もう少し初期の曲やシングル曲を入れて欲しかったところだが、まずは彼の代表作と言えるものである。
▶Some More from this Artist
- “Bound To Happen”
- “Wow…”
- “Phases Of Reality”
- “Relating”
- “Coming Back For More”
- “It’s Time You Took Another Listen”
- “Survivor”
- “Passion”
- “On A Roll”
①は69年頃のアルバムで、ヒットしたスローの「アイ・フォーガット・トゥ・ビー・ユア・ラヴァー」が抜群の出来だ。
この曲は最近トミー・テイトも吹き込んでいた。
が、他の曲が物足りなく、全体的には低調なアルバムで推薦できない。
71年の②はデビー・アルバムに次ぐアルバムといえる。
マスル・ショールズ録音を中心としているためもあって、作りはかなり甘くなっているが、それもウィリアムに関してはプラス方向に働いており、彼の歌をしみじみと味わえる。
72年の③もマスル・ショールズ録音だが、こちらはロック的だったりカントリーっぽかったりレゲエ調だったりで、全く感心しない。
彼の知性派としての悪い面が出たアルバムだろう。
73年の④ではアル・ジャクスンが制作に当たっており、前作よりは締まりのあるアルバムだ。
それでも出来はやっと水準といったところである。
そして、スタックス倒産後はしばらくレコーディングから遠ざかっていたが、77年にはマーキュリーに移籍し、⑤を発表している。
聴きものは大ヒットした「トライン・トゥ・ラヴ・トゥー」で、彼らしさの出た軽いミディアムである。
物足りない曲も多いが、悪いアルバムではない。
デトロイト録音を含んでいるのも興味深いところである。
78年の⑥は再び南部録音で固めている。
やはりバラードでは甘さが目立つが、ミディアムでの軽快さは保持されており、彼のアルバムとしては聴ける方だろう。

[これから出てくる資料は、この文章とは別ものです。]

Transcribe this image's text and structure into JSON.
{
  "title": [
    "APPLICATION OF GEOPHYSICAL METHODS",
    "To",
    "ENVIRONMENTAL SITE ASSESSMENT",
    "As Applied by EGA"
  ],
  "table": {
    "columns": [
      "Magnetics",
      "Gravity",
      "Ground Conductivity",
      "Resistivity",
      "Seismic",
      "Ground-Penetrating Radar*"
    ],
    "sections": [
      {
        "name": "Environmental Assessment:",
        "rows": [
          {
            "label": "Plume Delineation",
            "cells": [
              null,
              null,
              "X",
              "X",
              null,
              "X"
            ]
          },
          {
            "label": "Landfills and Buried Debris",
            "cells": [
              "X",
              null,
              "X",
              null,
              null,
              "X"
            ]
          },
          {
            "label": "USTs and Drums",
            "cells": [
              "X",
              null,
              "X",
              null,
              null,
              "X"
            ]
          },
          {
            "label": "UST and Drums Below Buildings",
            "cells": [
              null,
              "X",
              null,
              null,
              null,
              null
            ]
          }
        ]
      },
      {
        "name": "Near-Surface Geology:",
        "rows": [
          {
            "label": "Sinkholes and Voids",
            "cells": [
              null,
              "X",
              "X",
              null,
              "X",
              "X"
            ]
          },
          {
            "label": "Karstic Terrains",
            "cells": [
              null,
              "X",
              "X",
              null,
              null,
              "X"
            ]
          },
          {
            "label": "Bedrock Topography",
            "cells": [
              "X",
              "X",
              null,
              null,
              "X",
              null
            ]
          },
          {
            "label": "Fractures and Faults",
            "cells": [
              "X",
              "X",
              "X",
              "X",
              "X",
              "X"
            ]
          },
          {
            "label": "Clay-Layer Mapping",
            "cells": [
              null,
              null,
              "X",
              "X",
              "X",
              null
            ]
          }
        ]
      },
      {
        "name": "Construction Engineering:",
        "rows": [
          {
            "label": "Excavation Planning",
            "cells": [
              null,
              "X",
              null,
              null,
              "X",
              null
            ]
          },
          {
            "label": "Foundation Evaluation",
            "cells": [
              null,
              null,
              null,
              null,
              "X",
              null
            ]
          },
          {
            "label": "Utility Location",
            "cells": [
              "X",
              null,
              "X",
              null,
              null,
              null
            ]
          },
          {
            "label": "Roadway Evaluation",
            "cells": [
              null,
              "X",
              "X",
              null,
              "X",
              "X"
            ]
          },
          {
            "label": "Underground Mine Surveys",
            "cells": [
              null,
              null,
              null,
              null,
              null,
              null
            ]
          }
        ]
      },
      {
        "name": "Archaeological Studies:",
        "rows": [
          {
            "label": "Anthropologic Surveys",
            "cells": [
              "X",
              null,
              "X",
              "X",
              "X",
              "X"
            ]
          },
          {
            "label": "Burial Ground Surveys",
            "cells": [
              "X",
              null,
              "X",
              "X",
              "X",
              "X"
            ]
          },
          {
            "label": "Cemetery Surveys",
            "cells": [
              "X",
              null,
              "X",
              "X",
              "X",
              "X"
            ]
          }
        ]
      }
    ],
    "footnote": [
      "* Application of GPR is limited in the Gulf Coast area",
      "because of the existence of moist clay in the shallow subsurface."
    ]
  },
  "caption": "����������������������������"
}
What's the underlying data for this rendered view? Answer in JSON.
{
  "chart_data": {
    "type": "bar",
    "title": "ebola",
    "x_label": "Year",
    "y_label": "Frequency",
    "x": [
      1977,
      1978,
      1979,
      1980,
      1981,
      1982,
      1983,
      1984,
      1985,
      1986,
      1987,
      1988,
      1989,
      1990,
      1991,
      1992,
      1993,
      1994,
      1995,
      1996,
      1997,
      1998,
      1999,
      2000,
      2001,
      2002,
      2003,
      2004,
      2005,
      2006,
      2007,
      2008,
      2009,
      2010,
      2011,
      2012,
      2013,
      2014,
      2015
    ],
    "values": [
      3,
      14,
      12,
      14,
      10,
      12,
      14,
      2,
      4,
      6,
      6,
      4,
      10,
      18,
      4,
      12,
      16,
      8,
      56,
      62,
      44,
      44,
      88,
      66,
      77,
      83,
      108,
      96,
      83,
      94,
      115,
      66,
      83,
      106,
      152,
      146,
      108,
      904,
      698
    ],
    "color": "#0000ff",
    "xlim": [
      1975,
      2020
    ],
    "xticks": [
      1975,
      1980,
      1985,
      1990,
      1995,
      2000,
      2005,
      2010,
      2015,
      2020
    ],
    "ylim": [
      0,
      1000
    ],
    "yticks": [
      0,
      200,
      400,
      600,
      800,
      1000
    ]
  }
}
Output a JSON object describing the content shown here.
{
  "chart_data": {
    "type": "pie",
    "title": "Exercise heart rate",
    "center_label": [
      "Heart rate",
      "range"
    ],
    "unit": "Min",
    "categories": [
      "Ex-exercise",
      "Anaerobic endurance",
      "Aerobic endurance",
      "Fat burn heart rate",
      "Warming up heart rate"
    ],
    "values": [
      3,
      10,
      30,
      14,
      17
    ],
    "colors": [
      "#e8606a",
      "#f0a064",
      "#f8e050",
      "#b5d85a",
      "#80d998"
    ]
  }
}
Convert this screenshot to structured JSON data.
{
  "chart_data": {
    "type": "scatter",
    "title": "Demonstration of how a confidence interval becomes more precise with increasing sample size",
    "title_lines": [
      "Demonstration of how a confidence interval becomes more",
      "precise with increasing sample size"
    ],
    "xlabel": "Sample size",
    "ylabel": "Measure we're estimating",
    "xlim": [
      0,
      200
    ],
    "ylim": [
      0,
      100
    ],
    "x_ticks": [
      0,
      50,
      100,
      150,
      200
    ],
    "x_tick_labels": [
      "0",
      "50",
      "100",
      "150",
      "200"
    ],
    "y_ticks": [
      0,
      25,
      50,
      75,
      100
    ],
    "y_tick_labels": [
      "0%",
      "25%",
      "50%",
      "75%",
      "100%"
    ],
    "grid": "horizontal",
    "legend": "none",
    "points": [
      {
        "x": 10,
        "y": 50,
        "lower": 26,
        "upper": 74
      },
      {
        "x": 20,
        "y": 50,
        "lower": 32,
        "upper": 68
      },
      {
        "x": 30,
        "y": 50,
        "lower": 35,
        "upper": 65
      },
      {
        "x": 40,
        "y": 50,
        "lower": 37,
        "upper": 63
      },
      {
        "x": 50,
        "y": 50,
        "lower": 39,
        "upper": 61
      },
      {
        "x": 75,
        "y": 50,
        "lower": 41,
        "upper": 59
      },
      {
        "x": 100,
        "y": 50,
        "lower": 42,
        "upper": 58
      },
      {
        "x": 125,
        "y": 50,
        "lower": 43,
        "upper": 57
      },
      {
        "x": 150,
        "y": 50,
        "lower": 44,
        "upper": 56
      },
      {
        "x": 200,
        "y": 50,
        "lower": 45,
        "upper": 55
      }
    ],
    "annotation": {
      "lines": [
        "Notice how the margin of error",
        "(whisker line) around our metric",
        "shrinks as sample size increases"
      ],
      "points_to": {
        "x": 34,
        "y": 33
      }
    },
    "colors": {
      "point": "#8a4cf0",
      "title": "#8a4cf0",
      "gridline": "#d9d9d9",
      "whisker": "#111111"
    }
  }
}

また、彼は以前からジョージア州アトランタを本拠地としており、それは今日まで続いている。
以後の3枚のアルバム⑦⑧⑨も全てジョージアでの録音である。
それぞれ83, 86, 89年のアルバムだが、時代が変わっても彼のソフトな持ち味は不変だ。
曲によっては弱々しくて物足りないところも昔通りだ。
どれももう一つパッとしない内容ながら、彼のファンには安心して聴けるアルバムだろう。
また、スタックス時代のジュディ・クレイとのナイス・デュエットは、”Boy Meets Girl” (Stax 2024) で聴ける。